5. Non-Binary Identity Is Not Just a Quirk or Trend
“People are becoming more accustomed to the idea of transgender people, since it’s easier to explain the idea of feeling more attuned to the ‘opposite gender,’ but something that's in the middle or completely absent from the gender spectrum at all is still difficult,” says Yven. “I have people asking me what that feels like and then dismissing it when I describe or try to say it more of personality quirk rather than a genuine experience.” Manduley also comes across the idea that non-binary identity is just a trend — or, as they put it, "a Tumblr invention."
Being non-binary is not just a personality trait or a phase — it’s a real identity that's existed for thousands of years.
6. We Don’t All Feel We Were “Born in the Wrong Body”
This is a common narrative about transgender people as well as non-binary people, and while it’s true for some, it doesn’t make the identity of someone who does not relate to the “born in the wrong body” narrative less valid.
I personally don’t feel I was born in the wrong body; I feel I was assigned the wrong gender based on people’s misconceptions about my body. My non-binary identity isn’t the result of my brain chemistry; it’s a reflection of my disagreement with the whole system of gender.
"There's no non-binary card people have to get validated via distress about their bodies," says Manduley. "Relatedly, dysphoria can be common and is sometimes influenced by the ways in which society (at large and even LGBTQ-specific spaces) often pushes people to gender binaries and leaves non-binary people feeling broken, confused, and unsettled, like they're doing something wrong for 'not picking a side already.'"
Similarly, non-binary people don't always feel they were "born that way," Manduley adds. "For some people, their realization (or even discomfort with a binary assignment of man or woman) doesn't materialize until later in life," they explain. "For some, there's little to no distress, and just an internal acknowledgement that their gender is different and/or more complex than man or woman."
7. You Don’t Have to Be Equally “Masculine” and “Feminine” to Be Non-Binary
“I'd like people to know that non-binary isn't just ‘you are 50% man and 50% woman,’” says 23-year-old Kay Bashe.
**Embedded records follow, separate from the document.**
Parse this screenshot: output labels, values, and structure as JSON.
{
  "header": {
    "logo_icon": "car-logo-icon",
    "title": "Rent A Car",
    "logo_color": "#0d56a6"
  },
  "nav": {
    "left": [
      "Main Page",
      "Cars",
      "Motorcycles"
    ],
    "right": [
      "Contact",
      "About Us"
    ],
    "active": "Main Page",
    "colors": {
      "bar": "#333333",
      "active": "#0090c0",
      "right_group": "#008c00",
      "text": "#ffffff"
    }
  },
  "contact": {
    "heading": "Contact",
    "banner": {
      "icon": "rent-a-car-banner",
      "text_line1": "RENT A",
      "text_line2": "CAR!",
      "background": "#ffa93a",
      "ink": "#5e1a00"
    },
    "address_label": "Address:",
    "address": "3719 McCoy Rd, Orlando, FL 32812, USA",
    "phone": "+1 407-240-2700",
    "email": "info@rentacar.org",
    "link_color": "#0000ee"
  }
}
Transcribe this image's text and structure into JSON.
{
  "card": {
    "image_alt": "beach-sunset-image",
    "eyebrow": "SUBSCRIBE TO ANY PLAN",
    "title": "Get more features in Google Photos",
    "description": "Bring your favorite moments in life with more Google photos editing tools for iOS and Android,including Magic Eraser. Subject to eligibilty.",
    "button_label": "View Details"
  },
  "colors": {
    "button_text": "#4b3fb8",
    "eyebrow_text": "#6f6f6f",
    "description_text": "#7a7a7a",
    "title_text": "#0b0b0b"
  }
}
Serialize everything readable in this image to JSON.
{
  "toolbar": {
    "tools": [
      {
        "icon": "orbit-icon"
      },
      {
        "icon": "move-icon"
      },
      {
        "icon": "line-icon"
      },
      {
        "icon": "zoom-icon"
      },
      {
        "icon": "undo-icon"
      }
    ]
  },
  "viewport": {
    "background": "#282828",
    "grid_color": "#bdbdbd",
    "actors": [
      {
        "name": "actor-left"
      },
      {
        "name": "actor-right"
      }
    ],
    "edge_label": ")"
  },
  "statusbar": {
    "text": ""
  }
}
Non-binary people all identify as feminine and masculine to different degrees, just like men and women, and that may even change from time to time. Some don't identify with masculinity or femininity at all.
It’s not possible for anyone else to say how “masculine” or “feminine” someone is. Masculinity and femininity are just arbitrary labels we give certain traits. What seems masculine to one culture or person might seem feminine to another. And none of them are right or wrong.
I used to feel like a fraud for saying I was non-binary because I didn’t do anything differently from when I identified as a woman. I dressed the same, I acted the same, and I didn’t talk about being non-binary with many people.
Being non-binary doesn’t have to be a huge deal, though. You don’t have to do anything special or come out to anyone or behave any differently than you did before. The thing about gender is that it’s totally personal to you, so no matter what you say your gender is, you are right. You can’t be wrong.
“Being non-binary isn't as difficult or complicated as it might seem,” says Noble. “It's messy and weird in the fact that it's hard to think outside of the box that society constructed for us, but ultimately, it's a term that is welcoming and accepting of whatever you need for it to mean to you. It's something you can create for yourself.”
Why is it worth our time to unlearn these assumptions, educate ourselves about non-binary identity, and try to understand how the people in our own lives identify? Because it makes us more supportive friends, partners, family members, and human beings.
“For people who don't identify as something outside of their assigned at birth gender, it can be difficult to understand the experience non-binary and trans people as a whole go through,” says Yven. “But learning to accept that people have completely different lives and experiences is part of being human. Supporting that someone is trying to be more comfortable in themselves is something that society should strive for and encourage.”